Figures warned that delay could be devastating for communities like Huntsville.
“It’s about time to do something that should have been done a long time ago,” Figures said. “These tax credits matter to real families.”
House Speaker Mike Johnson declined to bring the extension to the floor, instead pushing the Republican health care plan forward. Rep. Moore said he believes subsidies should end.
“If we move fast and put the money directly to the people, we’ll be okay,” Moore said.
But with Congress preparing to leave Washington for the holiday recess, no bipartisan solution is expected before year’s end.

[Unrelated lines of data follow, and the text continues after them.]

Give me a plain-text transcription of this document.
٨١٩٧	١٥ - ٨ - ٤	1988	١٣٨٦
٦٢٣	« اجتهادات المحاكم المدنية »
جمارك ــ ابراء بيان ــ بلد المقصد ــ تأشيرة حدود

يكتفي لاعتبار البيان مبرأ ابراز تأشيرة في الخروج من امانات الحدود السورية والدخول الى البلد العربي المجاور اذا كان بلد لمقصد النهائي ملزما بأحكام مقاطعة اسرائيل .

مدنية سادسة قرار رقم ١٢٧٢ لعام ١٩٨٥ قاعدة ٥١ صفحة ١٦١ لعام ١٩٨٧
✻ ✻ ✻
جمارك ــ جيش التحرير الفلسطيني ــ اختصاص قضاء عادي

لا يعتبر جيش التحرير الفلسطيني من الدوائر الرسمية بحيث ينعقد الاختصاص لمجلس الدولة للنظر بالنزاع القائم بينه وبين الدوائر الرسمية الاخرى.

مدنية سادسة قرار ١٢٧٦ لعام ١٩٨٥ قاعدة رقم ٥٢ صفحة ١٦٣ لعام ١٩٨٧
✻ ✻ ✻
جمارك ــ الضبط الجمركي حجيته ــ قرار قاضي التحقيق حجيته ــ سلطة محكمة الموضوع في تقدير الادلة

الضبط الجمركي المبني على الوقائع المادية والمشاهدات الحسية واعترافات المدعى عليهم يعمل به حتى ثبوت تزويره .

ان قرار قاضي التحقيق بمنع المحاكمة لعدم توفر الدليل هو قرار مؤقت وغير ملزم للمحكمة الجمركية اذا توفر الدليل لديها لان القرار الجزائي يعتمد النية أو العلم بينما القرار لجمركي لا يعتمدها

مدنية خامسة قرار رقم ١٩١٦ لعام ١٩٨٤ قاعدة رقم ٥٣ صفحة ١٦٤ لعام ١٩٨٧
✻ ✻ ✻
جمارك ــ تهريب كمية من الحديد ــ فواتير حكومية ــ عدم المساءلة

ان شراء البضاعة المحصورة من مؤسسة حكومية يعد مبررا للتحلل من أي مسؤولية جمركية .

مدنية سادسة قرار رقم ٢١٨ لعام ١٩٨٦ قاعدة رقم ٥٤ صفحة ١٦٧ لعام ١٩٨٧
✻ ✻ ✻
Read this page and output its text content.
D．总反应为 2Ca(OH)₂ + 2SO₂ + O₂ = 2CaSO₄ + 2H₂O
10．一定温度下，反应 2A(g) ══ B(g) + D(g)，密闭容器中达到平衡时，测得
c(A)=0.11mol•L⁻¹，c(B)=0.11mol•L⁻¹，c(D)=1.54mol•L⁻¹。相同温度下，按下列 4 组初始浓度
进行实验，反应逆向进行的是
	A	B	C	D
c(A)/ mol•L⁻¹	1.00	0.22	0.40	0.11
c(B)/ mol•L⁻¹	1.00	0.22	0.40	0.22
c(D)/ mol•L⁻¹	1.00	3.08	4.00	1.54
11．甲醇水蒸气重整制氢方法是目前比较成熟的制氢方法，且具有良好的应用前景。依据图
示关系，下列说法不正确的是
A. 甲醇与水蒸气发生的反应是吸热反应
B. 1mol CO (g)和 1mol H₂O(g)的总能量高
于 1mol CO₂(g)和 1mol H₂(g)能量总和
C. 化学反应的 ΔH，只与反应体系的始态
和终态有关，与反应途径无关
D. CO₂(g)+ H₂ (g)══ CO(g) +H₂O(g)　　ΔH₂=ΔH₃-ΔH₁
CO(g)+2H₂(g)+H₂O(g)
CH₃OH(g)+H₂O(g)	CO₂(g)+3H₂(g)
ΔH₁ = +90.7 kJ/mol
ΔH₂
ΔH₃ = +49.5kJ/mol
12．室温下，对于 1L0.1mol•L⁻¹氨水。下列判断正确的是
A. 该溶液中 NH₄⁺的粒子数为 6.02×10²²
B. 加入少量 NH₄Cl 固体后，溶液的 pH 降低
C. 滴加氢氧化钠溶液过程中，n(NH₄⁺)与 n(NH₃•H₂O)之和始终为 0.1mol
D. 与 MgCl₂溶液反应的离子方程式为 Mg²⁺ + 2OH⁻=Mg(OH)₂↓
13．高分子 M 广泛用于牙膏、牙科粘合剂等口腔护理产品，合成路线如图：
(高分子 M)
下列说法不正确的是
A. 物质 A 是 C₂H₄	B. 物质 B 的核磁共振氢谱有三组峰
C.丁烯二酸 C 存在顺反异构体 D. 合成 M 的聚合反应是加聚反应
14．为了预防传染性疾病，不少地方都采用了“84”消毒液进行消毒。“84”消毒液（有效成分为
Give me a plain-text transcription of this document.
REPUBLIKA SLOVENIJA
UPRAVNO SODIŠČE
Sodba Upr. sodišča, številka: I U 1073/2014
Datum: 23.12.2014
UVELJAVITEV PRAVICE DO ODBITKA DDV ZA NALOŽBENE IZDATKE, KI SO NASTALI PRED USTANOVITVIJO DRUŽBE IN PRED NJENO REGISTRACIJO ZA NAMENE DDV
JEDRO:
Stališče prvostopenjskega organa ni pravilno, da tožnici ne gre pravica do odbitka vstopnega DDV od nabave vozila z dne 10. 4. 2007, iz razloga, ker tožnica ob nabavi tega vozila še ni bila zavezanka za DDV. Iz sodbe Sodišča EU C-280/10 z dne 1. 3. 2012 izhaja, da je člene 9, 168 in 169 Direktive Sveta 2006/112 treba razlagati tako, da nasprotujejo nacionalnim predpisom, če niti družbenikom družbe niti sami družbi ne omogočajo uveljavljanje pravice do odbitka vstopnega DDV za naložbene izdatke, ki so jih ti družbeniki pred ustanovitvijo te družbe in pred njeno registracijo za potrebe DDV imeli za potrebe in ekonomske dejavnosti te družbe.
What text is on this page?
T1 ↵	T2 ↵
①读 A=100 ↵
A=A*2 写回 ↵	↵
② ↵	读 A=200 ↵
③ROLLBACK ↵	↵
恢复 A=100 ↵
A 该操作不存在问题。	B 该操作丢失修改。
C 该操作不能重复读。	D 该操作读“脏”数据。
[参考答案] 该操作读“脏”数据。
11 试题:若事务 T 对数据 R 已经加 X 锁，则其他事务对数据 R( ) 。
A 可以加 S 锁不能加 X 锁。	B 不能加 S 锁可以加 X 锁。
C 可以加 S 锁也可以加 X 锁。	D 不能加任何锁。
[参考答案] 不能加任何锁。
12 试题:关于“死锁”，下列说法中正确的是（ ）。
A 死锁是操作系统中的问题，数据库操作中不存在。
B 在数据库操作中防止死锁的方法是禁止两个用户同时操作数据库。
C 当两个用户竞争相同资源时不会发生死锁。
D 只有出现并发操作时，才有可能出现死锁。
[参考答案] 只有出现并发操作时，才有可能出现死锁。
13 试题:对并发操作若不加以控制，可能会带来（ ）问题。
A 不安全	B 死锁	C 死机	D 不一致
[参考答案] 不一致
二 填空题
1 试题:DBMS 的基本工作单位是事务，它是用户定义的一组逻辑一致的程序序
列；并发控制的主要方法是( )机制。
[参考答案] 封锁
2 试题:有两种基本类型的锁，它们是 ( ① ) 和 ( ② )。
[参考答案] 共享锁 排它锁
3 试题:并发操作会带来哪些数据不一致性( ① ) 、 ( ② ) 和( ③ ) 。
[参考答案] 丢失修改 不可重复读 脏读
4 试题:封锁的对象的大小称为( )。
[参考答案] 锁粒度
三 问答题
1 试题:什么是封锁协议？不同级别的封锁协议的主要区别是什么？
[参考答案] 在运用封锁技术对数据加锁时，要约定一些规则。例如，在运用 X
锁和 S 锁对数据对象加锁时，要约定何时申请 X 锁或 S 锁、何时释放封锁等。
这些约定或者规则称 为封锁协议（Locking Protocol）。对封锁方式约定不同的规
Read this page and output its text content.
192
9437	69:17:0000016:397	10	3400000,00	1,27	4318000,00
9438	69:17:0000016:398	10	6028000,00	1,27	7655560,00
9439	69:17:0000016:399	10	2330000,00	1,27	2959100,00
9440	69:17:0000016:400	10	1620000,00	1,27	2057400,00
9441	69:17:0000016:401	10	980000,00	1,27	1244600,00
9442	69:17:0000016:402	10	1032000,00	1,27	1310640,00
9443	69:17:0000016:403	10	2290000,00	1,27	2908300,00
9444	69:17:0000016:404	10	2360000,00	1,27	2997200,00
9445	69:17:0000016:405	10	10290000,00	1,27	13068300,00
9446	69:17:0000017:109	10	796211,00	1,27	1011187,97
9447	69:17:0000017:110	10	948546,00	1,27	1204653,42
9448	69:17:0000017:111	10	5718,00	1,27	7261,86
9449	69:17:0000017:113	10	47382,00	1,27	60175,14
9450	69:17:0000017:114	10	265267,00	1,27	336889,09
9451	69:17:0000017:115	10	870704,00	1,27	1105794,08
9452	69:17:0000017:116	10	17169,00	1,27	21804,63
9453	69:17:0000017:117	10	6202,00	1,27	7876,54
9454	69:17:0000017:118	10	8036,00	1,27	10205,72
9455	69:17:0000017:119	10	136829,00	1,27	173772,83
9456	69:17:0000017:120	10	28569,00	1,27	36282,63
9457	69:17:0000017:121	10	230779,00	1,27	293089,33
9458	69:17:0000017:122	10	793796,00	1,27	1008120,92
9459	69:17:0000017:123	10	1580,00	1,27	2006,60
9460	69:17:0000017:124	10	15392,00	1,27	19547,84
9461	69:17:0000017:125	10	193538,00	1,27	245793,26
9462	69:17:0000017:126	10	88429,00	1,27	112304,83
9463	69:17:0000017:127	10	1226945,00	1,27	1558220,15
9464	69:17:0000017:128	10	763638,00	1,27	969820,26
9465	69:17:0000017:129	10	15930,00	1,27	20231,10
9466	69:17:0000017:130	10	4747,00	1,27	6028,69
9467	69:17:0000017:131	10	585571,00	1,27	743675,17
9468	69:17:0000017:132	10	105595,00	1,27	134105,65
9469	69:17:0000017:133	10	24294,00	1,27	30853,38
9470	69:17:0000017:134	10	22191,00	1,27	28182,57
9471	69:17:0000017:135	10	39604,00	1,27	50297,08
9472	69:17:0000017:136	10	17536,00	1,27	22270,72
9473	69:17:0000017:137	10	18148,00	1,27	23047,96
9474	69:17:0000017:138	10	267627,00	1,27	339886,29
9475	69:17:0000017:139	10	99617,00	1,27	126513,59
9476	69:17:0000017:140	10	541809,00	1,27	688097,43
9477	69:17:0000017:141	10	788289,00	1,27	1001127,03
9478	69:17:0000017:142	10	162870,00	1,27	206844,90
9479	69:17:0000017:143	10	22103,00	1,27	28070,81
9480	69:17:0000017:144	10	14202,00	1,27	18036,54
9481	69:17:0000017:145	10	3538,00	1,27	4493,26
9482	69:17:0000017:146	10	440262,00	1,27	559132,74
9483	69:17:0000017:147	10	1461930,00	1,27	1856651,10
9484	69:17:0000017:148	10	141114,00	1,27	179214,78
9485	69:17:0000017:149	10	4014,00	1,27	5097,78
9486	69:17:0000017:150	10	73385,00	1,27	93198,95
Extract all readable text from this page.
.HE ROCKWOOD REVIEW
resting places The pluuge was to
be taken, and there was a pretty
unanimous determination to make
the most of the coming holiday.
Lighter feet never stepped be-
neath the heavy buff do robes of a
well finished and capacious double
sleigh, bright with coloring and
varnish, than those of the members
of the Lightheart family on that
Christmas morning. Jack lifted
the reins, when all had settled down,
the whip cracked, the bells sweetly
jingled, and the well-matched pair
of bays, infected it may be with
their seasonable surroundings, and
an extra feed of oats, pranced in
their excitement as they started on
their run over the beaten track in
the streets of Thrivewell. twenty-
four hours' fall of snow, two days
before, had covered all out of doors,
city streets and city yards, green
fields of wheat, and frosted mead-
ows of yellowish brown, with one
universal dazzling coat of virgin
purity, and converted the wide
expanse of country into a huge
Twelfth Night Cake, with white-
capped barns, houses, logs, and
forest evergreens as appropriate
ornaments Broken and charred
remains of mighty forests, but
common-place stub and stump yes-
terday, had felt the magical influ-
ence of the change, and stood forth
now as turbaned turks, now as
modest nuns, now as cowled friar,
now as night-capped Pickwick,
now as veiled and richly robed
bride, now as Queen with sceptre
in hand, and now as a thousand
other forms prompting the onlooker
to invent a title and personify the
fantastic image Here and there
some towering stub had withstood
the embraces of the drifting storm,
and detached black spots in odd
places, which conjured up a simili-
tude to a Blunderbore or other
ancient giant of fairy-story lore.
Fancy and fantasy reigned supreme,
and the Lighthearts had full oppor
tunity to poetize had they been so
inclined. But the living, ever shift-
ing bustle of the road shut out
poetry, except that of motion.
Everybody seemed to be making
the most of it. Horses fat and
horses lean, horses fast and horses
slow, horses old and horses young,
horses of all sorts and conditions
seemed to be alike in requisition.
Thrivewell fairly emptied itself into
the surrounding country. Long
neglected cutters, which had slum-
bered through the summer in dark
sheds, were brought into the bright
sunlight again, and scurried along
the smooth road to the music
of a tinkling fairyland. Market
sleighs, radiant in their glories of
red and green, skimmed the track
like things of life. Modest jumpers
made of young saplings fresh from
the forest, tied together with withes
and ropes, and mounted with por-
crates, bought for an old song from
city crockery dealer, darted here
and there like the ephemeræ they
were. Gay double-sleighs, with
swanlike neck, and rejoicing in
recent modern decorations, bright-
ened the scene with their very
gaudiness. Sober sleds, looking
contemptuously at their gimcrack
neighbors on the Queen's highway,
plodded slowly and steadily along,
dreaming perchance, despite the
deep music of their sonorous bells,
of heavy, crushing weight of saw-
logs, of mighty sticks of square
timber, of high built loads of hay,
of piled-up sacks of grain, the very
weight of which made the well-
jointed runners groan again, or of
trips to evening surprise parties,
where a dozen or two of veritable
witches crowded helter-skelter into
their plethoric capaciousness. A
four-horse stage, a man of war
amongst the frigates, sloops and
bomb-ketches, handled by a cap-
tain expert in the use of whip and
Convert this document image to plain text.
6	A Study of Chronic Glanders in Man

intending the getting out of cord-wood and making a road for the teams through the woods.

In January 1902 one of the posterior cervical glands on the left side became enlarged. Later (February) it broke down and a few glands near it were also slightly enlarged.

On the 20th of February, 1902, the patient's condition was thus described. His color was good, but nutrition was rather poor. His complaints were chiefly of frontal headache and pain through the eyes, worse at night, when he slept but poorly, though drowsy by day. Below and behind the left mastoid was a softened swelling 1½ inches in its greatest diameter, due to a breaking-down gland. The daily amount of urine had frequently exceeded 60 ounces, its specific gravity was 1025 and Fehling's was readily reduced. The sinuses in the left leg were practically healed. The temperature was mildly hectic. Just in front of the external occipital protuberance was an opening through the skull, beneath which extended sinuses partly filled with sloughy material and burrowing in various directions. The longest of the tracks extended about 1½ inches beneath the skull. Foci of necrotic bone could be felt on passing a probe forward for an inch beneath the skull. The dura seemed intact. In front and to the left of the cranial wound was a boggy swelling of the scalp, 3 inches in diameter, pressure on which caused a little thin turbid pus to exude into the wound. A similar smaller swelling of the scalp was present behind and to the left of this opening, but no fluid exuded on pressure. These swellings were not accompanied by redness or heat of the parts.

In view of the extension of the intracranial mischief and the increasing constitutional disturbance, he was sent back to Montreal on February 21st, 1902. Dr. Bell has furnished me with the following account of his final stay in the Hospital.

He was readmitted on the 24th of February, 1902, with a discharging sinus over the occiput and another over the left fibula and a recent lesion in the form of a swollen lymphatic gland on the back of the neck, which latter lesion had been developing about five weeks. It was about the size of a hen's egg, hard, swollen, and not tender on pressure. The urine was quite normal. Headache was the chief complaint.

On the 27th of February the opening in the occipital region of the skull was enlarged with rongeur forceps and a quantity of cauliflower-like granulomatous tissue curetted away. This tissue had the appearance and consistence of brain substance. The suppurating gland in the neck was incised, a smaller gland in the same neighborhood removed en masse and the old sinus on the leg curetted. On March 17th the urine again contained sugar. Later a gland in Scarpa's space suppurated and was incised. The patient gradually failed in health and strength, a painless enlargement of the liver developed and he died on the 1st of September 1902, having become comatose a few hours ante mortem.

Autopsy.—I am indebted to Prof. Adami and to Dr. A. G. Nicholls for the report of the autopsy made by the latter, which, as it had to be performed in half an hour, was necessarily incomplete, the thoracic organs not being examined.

Senate Roadblocks and Rising Uncertainty
In the Senate, the Republican-backed bill faces steep opposition. While some bipartisan talks have begun, Alabama Sens. Katie Britt and Tommy Tuberville declined to support a straight three-year extension of the subsidies, though both have said they are open to changes.
“Four years ago, we didn’t have these subsidies,” Tuberville said. “Now all of a sudden, we need them to survive.”
The enhanced subsidies were enacted in 2021 to stabilize health coverage during the COVID-19 crisis. With no extension in place, Huntsville families—despite living in one of Alabama’s fastest-growing and most prosperous regions—could soon face higher premiums or lose coverage altogether.